The launch of a weather-linked insurance scheme for coffee plantations, by the Agriculture Insurance Corporation of India (AIC), marks yet another experiment in covering the risks inherent to agriculture. Beginning with the losses-based insurance scheme for individual farmers in 1972, at least half a dozen insurance approaches have been tried, without success. The fate of the currently operative National Agricultural Insurance Scheme (NAIS), by far the most comprehensive as also the world's largest in terms of coverage of farmers, has been no different. If there were any doubts about its success or failure, these have been put to rest by the finance minister, who said in his Budget speech a month ago that it would be continued in its present form for just one more year, till a new weather-based crop insurance is tried out on a pilot basis in two or three states, as an alternative.
 
The failure of all these schemes over 35 years was inevitable, as none of them was operated on an actuarial basis and with the intention of making them financially viable without large subsidies.

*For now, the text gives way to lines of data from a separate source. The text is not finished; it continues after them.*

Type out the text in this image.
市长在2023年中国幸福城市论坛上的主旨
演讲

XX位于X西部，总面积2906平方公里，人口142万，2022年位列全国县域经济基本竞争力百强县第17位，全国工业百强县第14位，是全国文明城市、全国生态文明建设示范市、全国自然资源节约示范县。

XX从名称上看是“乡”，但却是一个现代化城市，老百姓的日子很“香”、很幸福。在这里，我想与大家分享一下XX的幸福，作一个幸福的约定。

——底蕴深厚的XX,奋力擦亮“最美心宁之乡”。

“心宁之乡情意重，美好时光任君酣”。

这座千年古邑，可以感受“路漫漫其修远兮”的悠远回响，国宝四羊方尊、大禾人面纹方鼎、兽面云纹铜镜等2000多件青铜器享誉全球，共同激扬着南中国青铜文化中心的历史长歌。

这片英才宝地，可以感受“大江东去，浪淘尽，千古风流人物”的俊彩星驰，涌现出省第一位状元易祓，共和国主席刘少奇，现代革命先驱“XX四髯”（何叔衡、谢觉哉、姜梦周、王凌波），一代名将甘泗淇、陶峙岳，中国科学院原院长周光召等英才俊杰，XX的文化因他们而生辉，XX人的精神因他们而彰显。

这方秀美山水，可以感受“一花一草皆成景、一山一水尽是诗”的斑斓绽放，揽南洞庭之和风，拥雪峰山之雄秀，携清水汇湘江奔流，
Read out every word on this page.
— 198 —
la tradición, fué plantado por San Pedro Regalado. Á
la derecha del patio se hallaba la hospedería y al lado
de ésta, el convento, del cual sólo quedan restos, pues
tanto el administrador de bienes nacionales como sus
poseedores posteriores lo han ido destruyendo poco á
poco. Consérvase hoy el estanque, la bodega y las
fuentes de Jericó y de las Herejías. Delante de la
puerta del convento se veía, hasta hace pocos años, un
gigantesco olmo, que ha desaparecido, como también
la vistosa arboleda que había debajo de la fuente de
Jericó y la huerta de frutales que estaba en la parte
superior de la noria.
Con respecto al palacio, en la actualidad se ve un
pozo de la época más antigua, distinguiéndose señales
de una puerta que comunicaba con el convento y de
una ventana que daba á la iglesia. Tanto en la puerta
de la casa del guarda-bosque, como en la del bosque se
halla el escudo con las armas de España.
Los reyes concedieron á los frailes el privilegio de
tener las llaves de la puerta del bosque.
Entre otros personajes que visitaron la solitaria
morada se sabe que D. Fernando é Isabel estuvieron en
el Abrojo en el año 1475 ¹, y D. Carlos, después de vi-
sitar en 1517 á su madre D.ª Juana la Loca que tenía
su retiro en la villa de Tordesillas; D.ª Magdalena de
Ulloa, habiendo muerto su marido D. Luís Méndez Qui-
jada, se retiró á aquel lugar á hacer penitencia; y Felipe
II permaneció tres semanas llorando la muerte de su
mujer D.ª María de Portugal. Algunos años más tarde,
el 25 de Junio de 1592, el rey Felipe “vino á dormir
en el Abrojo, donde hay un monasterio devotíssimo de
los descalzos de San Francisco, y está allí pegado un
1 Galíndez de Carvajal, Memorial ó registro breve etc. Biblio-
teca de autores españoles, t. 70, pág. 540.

And since the subsidies have had to be shared by the Centre and the states, it made them all the more vulnerable to fiscal instability. Besides, they suffered from administrative lapses, political interference, high transaction costs, want of a reliable database and flawed modelling of insurance instruments. As such, their utility to farmers, too, was limited.
 
What is difficult to understand is why lessons have not been learnt from this substantial experience with failed schemes. After all, failures are supposed to teach you more than successes. Yet, some of the mistakes of the past seem set to be repeated in the proposed weather-based insurance scheme, which, in theory, is more practical to implement and has low administrative and transaction costs. It is important to bear in mind, for instance, that the weather is just one of the factors that determine crop yield. The very real hazards stemming from a host of other factors would, thus, remain uncovered, thus limiting the utility of weather-linked insurance for farmers. Secondly, though the AIC asserts that it has the relevant historical rainfall data for the past 30 years, across 43 different coffee zones, that is unlikely to be true for other plantations and even less so for field and horticultural crops which are equally, if not more, vulnerable to weather-related hazards. Moreover, the weather has a much broader meaning than just rainfall and encompasses many phenomena, including some highly localised ones for which historical data may be insufficient.
 
This aside, the stipulation of a hefty premium subsidy of 50 per cent, although only for small plantations, is bound to strain the exchequer and may make it financially unsustainable as the number of policy holders grows. If a similar subsidy is retained for the other plantation and field crops, as may well turn out to be the case, the fiscal burden is bound to become unbearable. It may be recalled that even in the case of the NAIS, the unsustainable financial burden caused by a heavy subsidy has led to its doom. The government would do well to conceive an agriculture insurance model that is financially viable and is practical to implement, rather than continuing its hit-and-trial approach.